Let’s write some code in our executable target to do this:

main.swift
import Foundation
import GlobPattern

struct OwnershipRule {
    let path: String
    let teams: [String]
}

func getRules(from codeOwnersFile: String, relativeTo repository: String) -> [OwnershipRule] {
    guard let content = try? String(contentsOfFile: codeOwnersFile) else {
        return []
    }
    
    return content
        .components(separatedBy: .newlines)
        .filter { $0.isEmpty || $0.hasPrefix("#") }
        .map { createRule(from: $0, relativeTo: repository) }
}

func createRule(from line: String, relativeTo repository: String) -> OwnershipRule {
    let elements = line.components(separatedBy: .whitespaces)
        .filter { !$0.isEmpty }

    let teams = elements
        .enumerated()
        .filter { $0 != 0 && $1.hasPrefix("@") }
        .map(\.1)
    
    return OwnershipRule(path: repository + elements[0], teams: teams)
}

func getOwnersForFile(_ filePath: String, rules: [OwnershipRule]) -> [String] {
    rules
        .reversed()
        .first { rule in
            let globExpression = URL(string: rule.path)?.hasDirectoryPath == true ? rule.path + "*" : rule.path
            let matcher = try?
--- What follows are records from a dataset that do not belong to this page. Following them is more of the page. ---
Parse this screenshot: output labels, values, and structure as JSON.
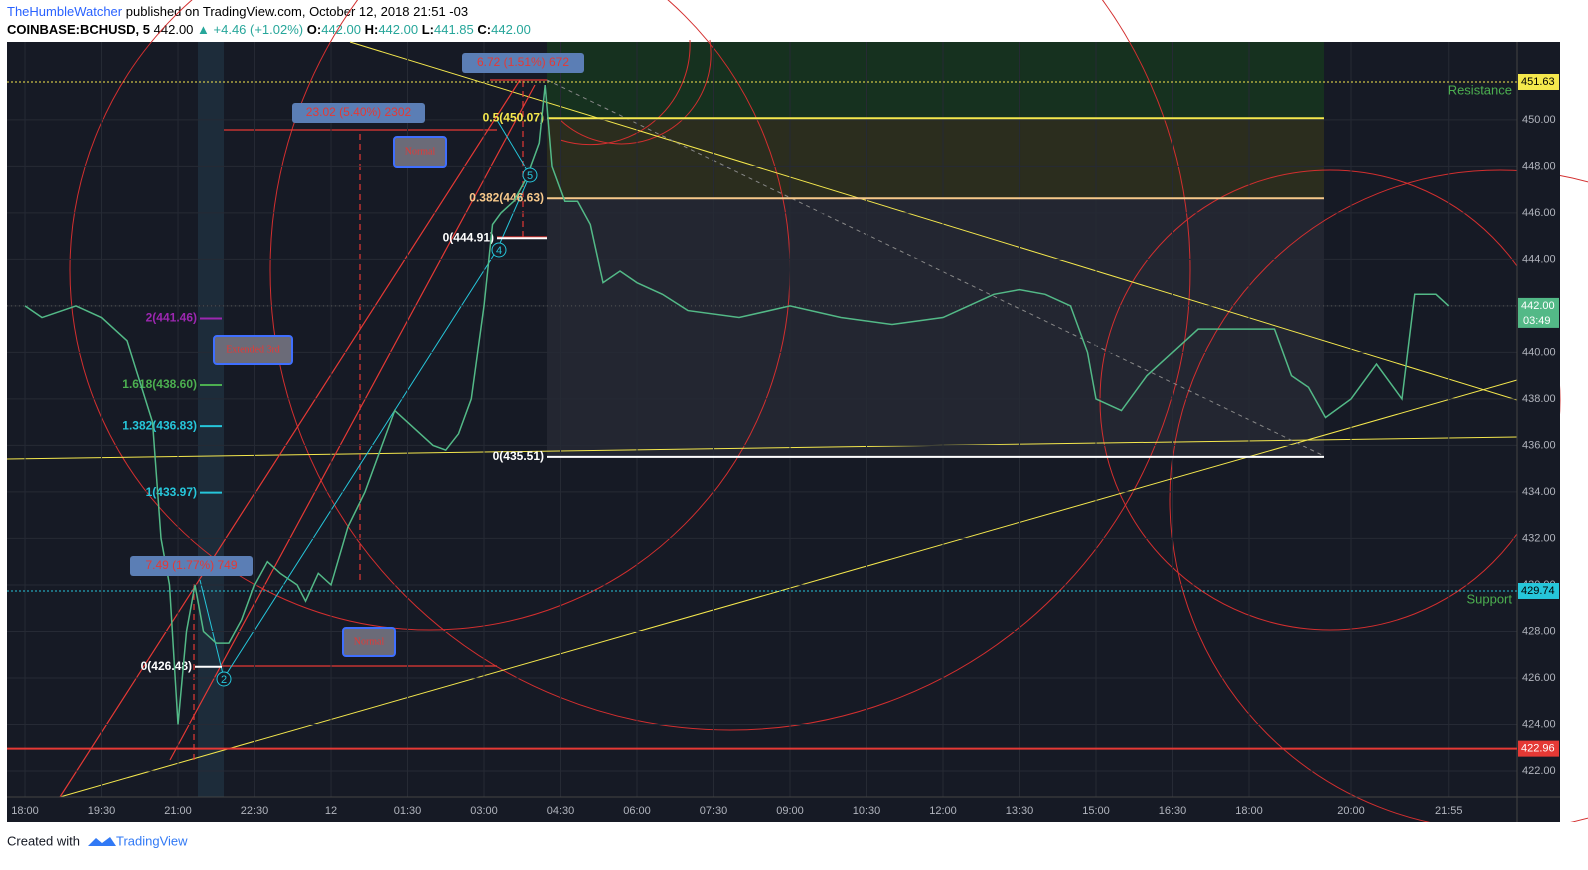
{
  "header": {
    "author": "TheHumbleWatcher",
    "published": "published on TradingView.com, October 12, 2018 21:51 -03",
    "symbol": "COINBASE:BCHUSD, 5",
    "price": "442.00",
    "change": "▲ +4.46 (+1.02%)",
    "o_label": "O:",
    "o": "442.00",
    "h_label": "H:",
    "h": "442.00",
    "l_label": "L:",
    "l": "441.85",
    "c_label": "C:",
    "c": "442.00"
  },
  "footer": {
    "created": "Created with",
    "brand": "TradingView"
  },
  "chart_data": {
    "type": "line",
    "x": [
      0,
      20,
      60,
      90,
      120,
      150,
      160,
      170,
      180,
      190,
      200,
      210,
      225,
      240,
      255,
      270,
      285,
      300,
      320,
      330,
      345,
      360,
      380,
      400,
      420,
      435,
      450,
      465,
      480,
      495,
      510,
      525,
      540,
      550,
      560,
      575,
      590,
      605,
      612,
      620,
      635,
      650,
      665,
      680,
      700,
      720,
      750,
      780,
      840,
      900,
      960,
      1020,
      1080,
      1110,
      1140,
      1170,
      1200,
      1230,
      1250,
      1260,
      1290,
      1320,
      1350,
      1380,
      1440,
      1470,
      1490,
      1510,
      1530,
      1560,
      1590,
      1620,
      1635,
      1660,
      1675
    ],
    "series": [
      {
        "name": "BCHUSD",
        "color": "#53b987",
        "values": [
          442,
          441.5,
          442,
          441.5,
          440.5,
          437,
          432,
          430,
          424,
          428,
          430,
          428,
          427.5,
          427.5,
          428.5,
          430,
          431,
          430.5,
          430,
          429.3,
          430.5,
          430,
          432.5,
          434,
          436,
          437.5,
          437,
          436.5,
          436,
          435.8,
          436.5,
          438,
          442,
          445.5,
          446,
          446.5,
          447.5,
          449,
          451.5,
          448,
          446.5,
          446.5,
          445.5,
          443,
          443.5,
          443,
          442.5,
          441.8,
          441.5,
          442,
          441.5,
          441.2,
          441.5,
          442,
          442.5,
          442.7,
          442.5,
          442,
          440,
          438,
          437.5,
          439,
          440,
          441,
          441,
          441,
          439,
          438.5,
          437.2,
          438,
          439.5,
          438,
          442.5,
          442.5,
          442
        ]
      }
    ],
    "xlim": [
      -21.2,
      1755.3
    ],
    "ylim": [
      420.88,
      453.35
    ],
    "xticks": [
      {
        "value": 0,
        "label": "18:00"
      },
      {
        "value": 90,
        "label": "19:30"
      },
      {
        "value": 180,
        "label": "21:00"
      },
      {
        "value": 270,
        "label": "22:30"
      },
      {
        "value": 360,
        "label": "12"
      },
      {
        "value": 450,
        "label": "01:30"
      },
      {
        "value": 540,
        "label": "03:00"
      },
      {
        "value": 630,
        "label": "04:30"
      },
      {
        "value": 720,
        "label": "06:00"
      },
      {
        "value": 810,
        "label": "07:30"
      },
      {
        "value": 900,
        "label": "09:00"
      },
      {
        "value": 990,
        "label": "10:30"
      },
      {
        "value": 1080,
        "label": "12:00"
      },
      {
        "value": 1170,
        "label": "13:30"
      },
      {
        "value": 1260,
        "label": "15:00"
      },
      {
        "value": 1350,
        "label": "16:30"
      },
      {
        "value": 1440,
        "label": "18:00"
      },
      {
        "value": 1560,
        "label": "20:00"
      },
      {
        "value": 1675,
        "label": "21:55"
      }
    ],
    "yticks": [
      {
        "value": 422,
        "label": "422.00"
      },
      {
        "value": 424,
        "label": "424.00"
      },
      {
        "value": 426,
        "label": "426.00"
      },
      {
        "value": 428,
        "label": "428.00"
      },
      {
        "value": 430,
        "label": "430.00"
      },
      {
        "value": 432,
        "label": "432.00"
      },
      {
        "value": 434,
        "label": "434.00"
      },
      {
        "value": 436,
        "label": "436.00"
      },
      {
        "value": 438,
        "label": "438.00"
      },
      {
        "value": 440,
        "label": "440.00"
      },
      {
        "value": 442,
        "label": "442.00"
      },
      {
        "value": 444,
        "label": "444.00"
      },
      {
        "value": 446,
        "label": "446.00"
      },
      {
        "value": 448,
        "label": "448.00"
      },
      {
        "value": 450,
        "label": "450.00"
      }
    ],
    "grid": true,
    "levels": [
      {
        "name": "Resistance",
        "value": 451.63,
        "color": "#f5e84d",
        "label_color": "#4caf50"
      },
      {
        "name": "Support",
        "value": 429.74,
        "color": "#26c6da",
        "label_color": "#4caf50"
      },
      {
        "value": 422.96,
        "color": "#e53935"
      }
    ],
    "last_price": {
      "value": 442,
      "label": "442.00",
      "countdown": "03:49",
      "color": "#53b987"
    },
    "fib_levels": [
      {
        "label": "0.5(450.07)",
        "value": 450.07,
        "color": "#f5e84d"
      },
      {
        "label": "0.382(446.63)",
        "value": 446.63,
        "color": "#f7c98b"
      },
      {
        "label": "0(444.91)",
        "value": 444.91,
        "color": "#ffffff"
      },
      {
        "label": "0(435.51)",
        "value": 435.51,
        "color": "#ffffff"
      },
      {
        "label": "2(441.46)",
        "value": 441.46,
        "color": "#9c27b0"
      },
      {
        "label": "1.618(438.60)",
        "value": 438.6,
        "color": "#4caf50"
      },
      {
        "label": "1.382(436.83)",
        "value": 436.83,
        "color": "#26c6da"
      },
      {
        "label": "1(433.97)",
        "value": 433.97,
        "color": "#26c6da"
      },
      {
        "label": "0(426.48)",
        "value": 426.48,
        "color": "#ffffff"
      }
    ],
    "annotations": [
      {
        "text": "23.02 (5.40%) 2302",
        "style": "measure"
      },
      {
        "text": "6.72 (1.51%) 672",
        "style": "measure"
      },
      {
        "text": "7.49 (1.77%) 749",
        "style": "measure"
      },
      {
        "text": "Normal",
        "style": "callout"
      },
      {
        "text": "Extended 3rd",
        "style": "callout"
      },
      {
        "text": "Normal",
        "style": "callout"
      },
      {
        "text": "2",
        "style": "wave"
      },
      {
        "text": "4",
        "style": "wave"
      },
      {
        "text": "5",
        "style": "wave"
      }
    ]
  }
}
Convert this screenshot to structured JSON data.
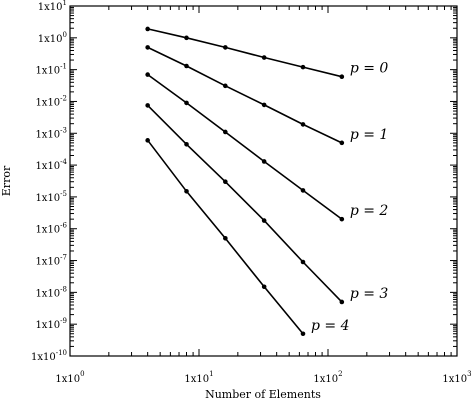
{
  "chart_data": {
    "type": "line",
    "x_scale": "log",
    "y_scale": "log",
    "xlim": [
      1,
      1000
    ],
    "ylim": [
      1e-10,
      10
    ],
    "grid": false,
    "xlabel": "Number of Elements",
    "ylabel": "Error",
    "x_ticks": [
      {
        "base": "1x10",
        "exp": "0"
      },
      {
        "base": "1x10",
        "exp": "1"
      },
      {
        "base": "1x10",
        "exp": "2"
      },
      {
        "base": "1x10",
        "exp": "3"
      }
    ],
    "y_ticks": [
      {
        "base": "1x10",
        "exp": "1"
      },
      {
        "base": "1x10",
        "exp": "0"
      },
      {
        "base": "1x10",
        "exp": "-1"
      },
      {
        "base": "1x10",
        "exp": "-2"
      },
      {
        "base": "1x10",
        "exp": "-3"
      },
      {
        "base": "1x10",
        "exp": "-4"
      },
      {
        "base": "1x10",
        "exp": "-5"
      },
      {
        "base": "1x10",
        "exp": "-6"
      },
      {
        "base": "1x10",
        "exp": "-7"
      },
      {
        "base": "1x10",
        "exp": "-8"
      },
      {
        "base": "1x10",
        "exp": "-9"
      },
      {
        "base": "1x10",
        "exp": "-10"
      }
    ],
    "series": [
      {
        "name": "p  = 0",
        "x": [
          4,
          8,
          16,
          32,
          64,
          128
        ],
        "y": [
          1.9,
          1.0,
          0.5,
          0.24,
          0.12,
          0.06
        ]
      },
      {
        "name": "p  = 1",
        "x": [
          4,
          8,
          16,
          32,
          64,
          128
        ],
        "y": [
          0.5,
          0.13,
          0.031,
          0.0078,
          0.0019,
          0.0005
        ]
      },
      {
        "name": "p  = 2",
        "x": [
          4,
          8,
          16,
          32,
          64,
          128
        ],
        "y": [
          0.07,
          0.009,
          0.0011,
          0.00013,
          1.6e-05,
          2e-06
        ]
      },
      {
        "name": "p  = 3",
        "x": [
          4,
          8,
          16,
          32,
          64,
          128
        ],
        "y": [
          0.0075,
          0.00045,
          3e-05,
          1.8e-06,
          9e-08,
          5e-09
        ]
      },
      {
        "name": "p  = 4",
        "x": [
          4,
          8,
          16,
          32,
          64
        ],
        "y": [
          0.0006,
          1.5e-05,
          5e-07,
          1.5e-08,
          5e-10
        ]
      }
    ]
  }
}
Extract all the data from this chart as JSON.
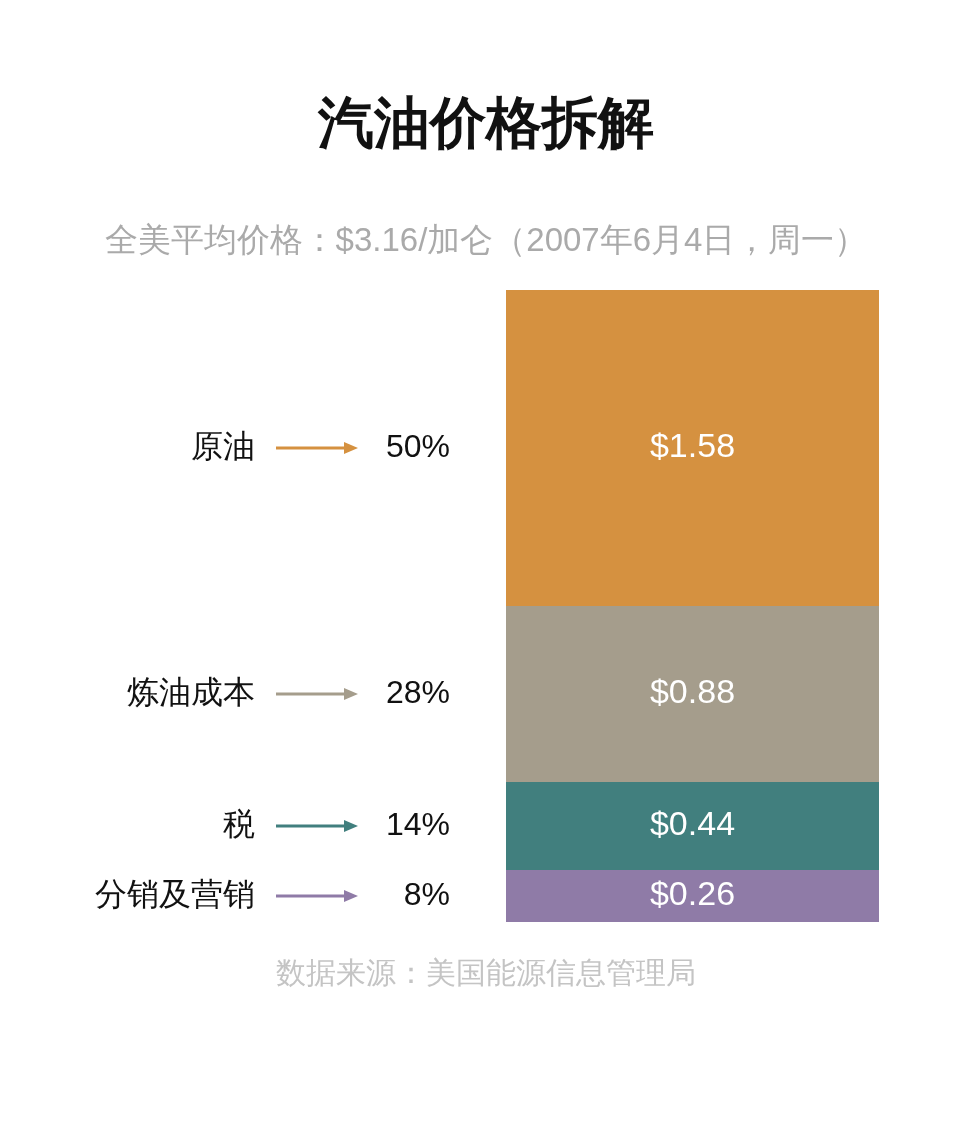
{
  "chart_data": {
    "type": "bar",
    "title": "汽油价格拆解",
    "subtitle": "全美平均价格：$3.16/加仑（2007年6月4日，周一）",
    "categories": [
      null
    ],
    "stacked": true,
    "legend": "left",
    "series": [
      {
        "name": "分销及营销",
        "color": "#8f7ba7",
        "values": [
          0.26
        ],
        "value_labels": [
          "$0.26"
        ]
      },
      {
        "name": "税",
        "color": "#417f7e",
        "values": [
          0.44
        ],
        "value_labels": [
          "$0.44"
        ]
      },
      {
        "name": "炼油成本",
        "color": "#a59d8c",
        "values": [
          0.88
        ],
        "value_labels": [
          "$0.88"
        ]
      },
      {
        "name": "原油",
        "color": "#d59140",
        "values": [
          1.58
        ],
        "value_labels": [
          "$1.58"
        ]
      }
    ],
    "annotations": [
      "8%",
      "14%",
      "28%",
      "50%",
      "数据来源：美国能源信息管理局"
    ]
  }
}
Glob.Pattern(globExpression)
            return matcher?.match(filePath) == true
        }?
        .teams ?? []
}

// 1
let rootRepositoryDirectory = FileManager.default.currentDirectoryPath
let codeOwnersPath = rootRepositoryDirectory + "/.github/CODEOWNERS"

// 2
let allOwnershipRules = getRules(from: codeOwnersPath, relativeTo: rootRepositoryDirectory)

// 3
let matchingSearch = "import Quick"
let dirEnum = FileManager.default.enumerator(atPath: rootRepositoryDirectory)
var matchedFiles = [String]()
while let file = dirEnum?.nextObject() as? String {
    guard file.hasSuffix(".swift") else { continue }

    let fullPath = rootRepositoryDirectory + "/" + file
    if let contents = FileManager.default.contents(atPath: fullPath),
       let stringContents = String(data: contents, encoding: .utf8),
       stringContents.contains(matchingSearch) {

        matchedFiles.append(fullPath)
    }
}

// 4
let matchedFilesOnwedByTeam = matchedFiles
    .filter { fileContainingSearchQuery in
        getOwnersForFile(fileContainingSearchQuery, rules: allOwnershipRules).contains("@MyAwesomeOrg/cool-beans")
    }

// 5
print(matchedFilesOnwedByTeam)

A lot is going on in the code block above, so let’s break it down into simple steps:

  1. Read the contents of the repository’s CODEOWNERS file. The script assumes that the current directory is the root of the repository and tries to read the contents of the CODEOWNERS file.
  2. The CODEOWNERS file is parsed line by line to preserve the order of the rules. Each line is then transformed from a String into a struct containing the path that the rule applies to and the teams that own it.
  3. The script then recursively searches all directories in the repository for .swift files that contain the text to find. The paths to all files that contain the query string are stored in an array.
  4. We use the GlobPattern library to filter out any matched files that are not owned by the given team. This process must be done by iterating the rules from bottom to top as the order defines the priority of the rule (i.e. rules defined later on in the file take higher priority). As CODEOWNERS syntax allows users to omit the * character for matching all files in a directory, we must add it where needed.
  5. We finally print the matched files that fall under the given team’s ownership.